Sur la gestion de fait:
L'immixtion fautive de la société Wargny dans la gestion de la société TRI Nice, ne peut se déduire du seul fait de l'existence d'un compte courant d'associé, même créditeur à hauteur de 700 000 F. Il faut établir en effet l'existence d'actes répétés de gestion, dans la mesure où un acte isolé est insuffisant, et qui se distinguent des simples recommandations ou suggestions. Or rien ne démontre que la société Wargny se soit comportée "en maître de l'affaire" et ait disposé au sein de la société TRI Nice d'un pouvoir décisionnel venant se substituer aux initiatives de son dirigeant légal.
C'est donc de manière hâtive, sinon curieuse, que son liquidateur conclut d'un trait de plume à un "comblement de passif" par la société Wargny alors que cette action, qui doit répondre aux conditions de forme et de fond prévues par la loi du 25 janvier 1985, suppose une instance différente et ne peut être traitée ici par le biais d'une demande annexe.
Il convient ainsi, au regard de l'ensemble de ces éléments de débouter la société TRI Nice de l'intégralité de ses demandes et d'infirmer en toutes ses dispositions le jugement du 24 mars 1998.
Sur la demande reconventionnelle:
La société Wargny a déclaré sa créance le 27 janvier 1997 auprès du liquidateur par courrier recommandé ainsi qu'en fait foi l'avis de réception signé le 31 janvier 1997 par Me Pellier. Elle est constituée par les aides financières dont il a été question ci-dessus, arrêtées à la somme de 694 811,63 F soit 105 923,35 euros selon relevé de compte produit au débat. Aucune contestation n'y étant opposée, la Cour peut fixer la créance de la société Wargny au passif de la liquidation de la société TRI Nice à concurrence de ce montant.

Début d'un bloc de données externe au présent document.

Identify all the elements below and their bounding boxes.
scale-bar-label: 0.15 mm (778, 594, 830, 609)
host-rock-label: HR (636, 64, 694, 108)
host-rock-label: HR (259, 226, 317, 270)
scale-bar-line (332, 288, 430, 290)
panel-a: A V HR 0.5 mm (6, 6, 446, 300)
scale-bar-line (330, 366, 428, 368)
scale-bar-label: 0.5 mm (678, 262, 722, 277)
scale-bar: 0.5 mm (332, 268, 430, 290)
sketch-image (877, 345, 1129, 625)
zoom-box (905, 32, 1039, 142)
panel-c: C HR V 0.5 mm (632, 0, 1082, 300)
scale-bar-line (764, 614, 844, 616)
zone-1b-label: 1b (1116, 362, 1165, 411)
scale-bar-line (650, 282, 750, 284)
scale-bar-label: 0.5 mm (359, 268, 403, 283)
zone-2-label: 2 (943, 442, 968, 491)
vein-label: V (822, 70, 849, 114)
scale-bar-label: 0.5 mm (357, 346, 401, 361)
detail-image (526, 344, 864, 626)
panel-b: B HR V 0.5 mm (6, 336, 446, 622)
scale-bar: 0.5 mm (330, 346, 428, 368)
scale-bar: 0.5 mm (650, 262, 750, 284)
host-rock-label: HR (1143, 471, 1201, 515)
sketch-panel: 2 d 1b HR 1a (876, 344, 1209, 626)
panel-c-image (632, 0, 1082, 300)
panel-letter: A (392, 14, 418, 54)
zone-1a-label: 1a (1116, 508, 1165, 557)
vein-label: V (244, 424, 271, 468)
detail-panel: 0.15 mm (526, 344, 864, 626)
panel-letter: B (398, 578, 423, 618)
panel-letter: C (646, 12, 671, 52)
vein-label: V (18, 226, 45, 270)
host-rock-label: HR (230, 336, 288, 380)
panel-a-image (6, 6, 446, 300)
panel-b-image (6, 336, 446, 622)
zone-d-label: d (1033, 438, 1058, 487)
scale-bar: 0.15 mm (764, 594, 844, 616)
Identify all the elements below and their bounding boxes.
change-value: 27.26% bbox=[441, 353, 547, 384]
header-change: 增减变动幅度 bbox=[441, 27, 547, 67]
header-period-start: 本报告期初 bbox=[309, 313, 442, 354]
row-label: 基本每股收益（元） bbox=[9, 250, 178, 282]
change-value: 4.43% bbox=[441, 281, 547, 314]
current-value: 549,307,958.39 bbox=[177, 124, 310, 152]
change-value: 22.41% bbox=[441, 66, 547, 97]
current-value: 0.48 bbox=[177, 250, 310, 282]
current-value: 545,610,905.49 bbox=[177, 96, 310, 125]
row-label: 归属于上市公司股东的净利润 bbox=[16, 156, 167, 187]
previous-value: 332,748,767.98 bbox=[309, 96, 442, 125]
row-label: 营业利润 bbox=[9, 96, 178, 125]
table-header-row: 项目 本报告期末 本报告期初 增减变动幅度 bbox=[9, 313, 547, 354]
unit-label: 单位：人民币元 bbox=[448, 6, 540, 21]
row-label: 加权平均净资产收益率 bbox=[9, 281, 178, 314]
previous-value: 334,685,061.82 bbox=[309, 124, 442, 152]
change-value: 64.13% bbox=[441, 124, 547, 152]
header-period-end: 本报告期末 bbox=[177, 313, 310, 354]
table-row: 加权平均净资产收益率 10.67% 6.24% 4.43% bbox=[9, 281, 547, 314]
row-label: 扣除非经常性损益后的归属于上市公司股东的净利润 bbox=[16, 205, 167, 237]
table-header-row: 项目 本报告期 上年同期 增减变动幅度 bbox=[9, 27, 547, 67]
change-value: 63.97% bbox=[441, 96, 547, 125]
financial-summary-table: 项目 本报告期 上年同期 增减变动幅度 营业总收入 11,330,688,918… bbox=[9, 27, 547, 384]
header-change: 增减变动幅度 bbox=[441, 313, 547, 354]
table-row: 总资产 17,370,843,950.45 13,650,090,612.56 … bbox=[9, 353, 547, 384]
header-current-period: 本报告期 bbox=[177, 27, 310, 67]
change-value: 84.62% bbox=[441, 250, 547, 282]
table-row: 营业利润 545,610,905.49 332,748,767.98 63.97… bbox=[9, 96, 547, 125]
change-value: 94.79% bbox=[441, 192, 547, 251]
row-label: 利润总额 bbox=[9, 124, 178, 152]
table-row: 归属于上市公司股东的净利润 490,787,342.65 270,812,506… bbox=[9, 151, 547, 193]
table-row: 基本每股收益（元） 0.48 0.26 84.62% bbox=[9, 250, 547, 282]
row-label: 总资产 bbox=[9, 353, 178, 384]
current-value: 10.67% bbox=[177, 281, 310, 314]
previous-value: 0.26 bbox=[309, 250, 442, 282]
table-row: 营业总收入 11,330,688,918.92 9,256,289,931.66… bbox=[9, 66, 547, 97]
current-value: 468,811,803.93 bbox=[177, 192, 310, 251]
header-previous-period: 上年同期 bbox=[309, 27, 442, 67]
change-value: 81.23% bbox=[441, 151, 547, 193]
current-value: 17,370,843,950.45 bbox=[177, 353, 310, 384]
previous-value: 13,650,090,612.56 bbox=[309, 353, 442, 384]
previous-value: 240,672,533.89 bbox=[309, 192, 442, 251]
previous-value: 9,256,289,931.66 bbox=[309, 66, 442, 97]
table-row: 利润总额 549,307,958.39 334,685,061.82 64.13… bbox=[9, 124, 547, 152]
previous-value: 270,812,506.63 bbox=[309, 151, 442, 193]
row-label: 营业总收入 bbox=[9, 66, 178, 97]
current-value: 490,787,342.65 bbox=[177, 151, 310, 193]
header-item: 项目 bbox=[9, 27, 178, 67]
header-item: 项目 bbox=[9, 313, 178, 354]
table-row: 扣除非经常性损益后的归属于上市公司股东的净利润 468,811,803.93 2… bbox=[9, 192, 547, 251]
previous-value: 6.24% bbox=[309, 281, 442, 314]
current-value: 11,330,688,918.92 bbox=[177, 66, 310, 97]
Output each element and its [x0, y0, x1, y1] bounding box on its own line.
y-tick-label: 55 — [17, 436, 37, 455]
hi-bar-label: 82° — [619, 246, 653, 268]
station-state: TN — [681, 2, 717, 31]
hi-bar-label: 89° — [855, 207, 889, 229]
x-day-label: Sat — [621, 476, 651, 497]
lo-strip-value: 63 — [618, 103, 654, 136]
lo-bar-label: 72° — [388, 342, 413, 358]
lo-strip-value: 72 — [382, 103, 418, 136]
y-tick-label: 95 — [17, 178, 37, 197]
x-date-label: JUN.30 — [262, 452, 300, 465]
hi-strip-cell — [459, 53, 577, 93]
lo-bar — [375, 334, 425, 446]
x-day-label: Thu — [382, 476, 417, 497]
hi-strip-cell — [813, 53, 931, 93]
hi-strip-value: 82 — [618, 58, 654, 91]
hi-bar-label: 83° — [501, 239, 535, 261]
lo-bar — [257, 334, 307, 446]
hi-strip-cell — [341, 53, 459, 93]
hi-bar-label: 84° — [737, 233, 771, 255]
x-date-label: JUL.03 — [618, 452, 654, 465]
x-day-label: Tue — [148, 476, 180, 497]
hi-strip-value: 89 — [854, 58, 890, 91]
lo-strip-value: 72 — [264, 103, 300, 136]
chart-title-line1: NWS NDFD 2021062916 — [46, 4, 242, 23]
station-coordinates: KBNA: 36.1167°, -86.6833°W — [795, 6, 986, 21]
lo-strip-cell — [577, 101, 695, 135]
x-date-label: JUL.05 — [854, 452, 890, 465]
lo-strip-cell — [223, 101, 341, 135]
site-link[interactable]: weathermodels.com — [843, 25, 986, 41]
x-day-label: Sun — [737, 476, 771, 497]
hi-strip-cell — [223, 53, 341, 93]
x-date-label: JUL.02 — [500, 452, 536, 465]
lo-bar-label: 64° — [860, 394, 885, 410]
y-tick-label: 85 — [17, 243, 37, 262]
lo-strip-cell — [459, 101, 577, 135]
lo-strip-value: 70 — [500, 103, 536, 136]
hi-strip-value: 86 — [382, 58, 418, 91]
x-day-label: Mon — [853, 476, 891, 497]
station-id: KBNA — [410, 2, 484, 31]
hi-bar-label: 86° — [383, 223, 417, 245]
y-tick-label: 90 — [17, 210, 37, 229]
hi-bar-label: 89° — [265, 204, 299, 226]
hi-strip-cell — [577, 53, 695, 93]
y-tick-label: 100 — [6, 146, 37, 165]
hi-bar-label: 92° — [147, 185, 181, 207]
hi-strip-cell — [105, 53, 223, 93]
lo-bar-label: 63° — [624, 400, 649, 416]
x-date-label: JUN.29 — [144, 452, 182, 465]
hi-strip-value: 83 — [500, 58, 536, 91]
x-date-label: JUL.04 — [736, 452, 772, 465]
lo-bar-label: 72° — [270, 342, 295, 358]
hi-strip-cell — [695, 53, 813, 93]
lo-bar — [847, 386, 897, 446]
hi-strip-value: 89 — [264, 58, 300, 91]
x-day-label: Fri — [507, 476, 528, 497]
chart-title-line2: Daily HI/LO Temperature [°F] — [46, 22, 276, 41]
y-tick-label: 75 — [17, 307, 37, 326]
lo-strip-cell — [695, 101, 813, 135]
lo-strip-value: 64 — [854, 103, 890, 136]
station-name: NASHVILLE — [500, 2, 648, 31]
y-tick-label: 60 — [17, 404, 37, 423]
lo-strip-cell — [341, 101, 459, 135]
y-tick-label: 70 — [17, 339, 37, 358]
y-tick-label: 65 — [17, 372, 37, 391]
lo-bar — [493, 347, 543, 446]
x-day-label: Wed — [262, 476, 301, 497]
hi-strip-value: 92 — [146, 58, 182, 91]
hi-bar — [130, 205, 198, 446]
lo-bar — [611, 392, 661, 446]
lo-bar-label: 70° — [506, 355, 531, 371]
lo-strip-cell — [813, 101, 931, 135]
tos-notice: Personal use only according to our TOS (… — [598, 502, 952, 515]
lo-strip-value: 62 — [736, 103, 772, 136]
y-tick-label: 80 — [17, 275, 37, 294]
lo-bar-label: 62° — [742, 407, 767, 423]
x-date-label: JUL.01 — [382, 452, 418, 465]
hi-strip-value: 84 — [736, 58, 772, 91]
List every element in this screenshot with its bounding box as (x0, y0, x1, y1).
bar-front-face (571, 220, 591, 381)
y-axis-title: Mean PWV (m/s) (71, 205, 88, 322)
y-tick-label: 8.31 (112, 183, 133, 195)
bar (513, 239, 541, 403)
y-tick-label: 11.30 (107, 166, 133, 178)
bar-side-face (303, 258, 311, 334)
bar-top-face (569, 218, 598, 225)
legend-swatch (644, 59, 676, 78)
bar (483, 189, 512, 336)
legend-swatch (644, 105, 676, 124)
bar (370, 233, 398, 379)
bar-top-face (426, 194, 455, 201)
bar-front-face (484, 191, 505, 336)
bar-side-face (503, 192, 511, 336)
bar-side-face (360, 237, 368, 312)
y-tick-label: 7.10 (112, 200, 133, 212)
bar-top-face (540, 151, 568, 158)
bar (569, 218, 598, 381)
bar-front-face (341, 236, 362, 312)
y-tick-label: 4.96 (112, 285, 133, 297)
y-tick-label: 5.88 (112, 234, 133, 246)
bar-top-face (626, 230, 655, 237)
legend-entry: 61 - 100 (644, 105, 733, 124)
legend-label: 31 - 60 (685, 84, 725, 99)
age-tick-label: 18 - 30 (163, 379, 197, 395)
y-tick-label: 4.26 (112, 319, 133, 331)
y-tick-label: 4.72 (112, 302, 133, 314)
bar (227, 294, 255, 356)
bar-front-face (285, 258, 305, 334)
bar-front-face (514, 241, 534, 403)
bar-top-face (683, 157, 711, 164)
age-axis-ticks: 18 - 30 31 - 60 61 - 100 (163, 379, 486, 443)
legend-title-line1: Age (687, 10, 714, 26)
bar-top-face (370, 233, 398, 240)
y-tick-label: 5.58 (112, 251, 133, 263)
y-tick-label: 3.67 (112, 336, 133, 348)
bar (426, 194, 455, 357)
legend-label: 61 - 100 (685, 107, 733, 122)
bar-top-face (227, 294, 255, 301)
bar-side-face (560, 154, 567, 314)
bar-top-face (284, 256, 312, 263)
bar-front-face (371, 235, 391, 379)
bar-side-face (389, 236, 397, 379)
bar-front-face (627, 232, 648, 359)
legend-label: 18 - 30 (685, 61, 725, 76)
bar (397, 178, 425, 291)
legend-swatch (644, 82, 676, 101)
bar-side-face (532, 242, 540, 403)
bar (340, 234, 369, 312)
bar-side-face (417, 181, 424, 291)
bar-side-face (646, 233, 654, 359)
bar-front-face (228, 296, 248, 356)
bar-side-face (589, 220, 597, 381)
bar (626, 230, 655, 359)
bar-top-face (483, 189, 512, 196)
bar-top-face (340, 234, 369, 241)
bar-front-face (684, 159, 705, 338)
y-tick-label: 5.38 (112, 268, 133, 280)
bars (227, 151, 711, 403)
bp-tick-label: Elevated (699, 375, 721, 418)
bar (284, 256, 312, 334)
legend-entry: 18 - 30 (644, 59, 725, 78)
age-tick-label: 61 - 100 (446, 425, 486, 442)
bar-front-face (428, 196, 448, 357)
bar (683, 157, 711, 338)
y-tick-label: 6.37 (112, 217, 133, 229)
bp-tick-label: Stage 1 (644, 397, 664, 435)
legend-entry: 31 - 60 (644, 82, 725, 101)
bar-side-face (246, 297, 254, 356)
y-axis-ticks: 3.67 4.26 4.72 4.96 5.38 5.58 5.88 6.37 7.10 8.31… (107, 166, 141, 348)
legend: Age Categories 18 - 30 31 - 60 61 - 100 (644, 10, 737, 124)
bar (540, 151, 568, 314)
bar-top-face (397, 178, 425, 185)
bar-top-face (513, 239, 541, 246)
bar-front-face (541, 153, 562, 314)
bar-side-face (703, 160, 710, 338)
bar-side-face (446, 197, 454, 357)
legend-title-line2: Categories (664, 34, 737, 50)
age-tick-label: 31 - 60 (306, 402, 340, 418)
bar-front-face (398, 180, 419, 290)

Aucune circonstance économique ou d'équité ne conduit la Cour à faire application des dispositions de l'article 700 du Nouveau Code de procédure civile.
La société TRI Nice qui succombe supportera les dépens.
Par ces motifs : LA COUR statuant publiquement et contradictoirement; Reçoit l'appel; Infirme en toutes ses dispositions le jugement rendu le 24 mars 1998 par le tribunal de commerce de Nice; Et statuant à nouveau: Déboute la société TRI Nice représentée par son liquidateur, Me Pellier, de l'intégralité de ses demandes ; Fixe la créance de la société Wargny à l'encontre de la liquidation des biens de la société TRI Nice à la somme de 105 923,35 euros; Dit n'y avoir lieu à application des dispositions de l'article 700 du Nouveau Code de procédure civile ; Condamne Me Pellier, ès qualités aux dépens et autorise la société civile professionnelle Jean-François Jourdan et Pierre-Gilles Wattecamps, titulaire d'un office d'avoué près la Cour, à recouvrer directement ceux dont elle a fait l'avance sans recevoir provision.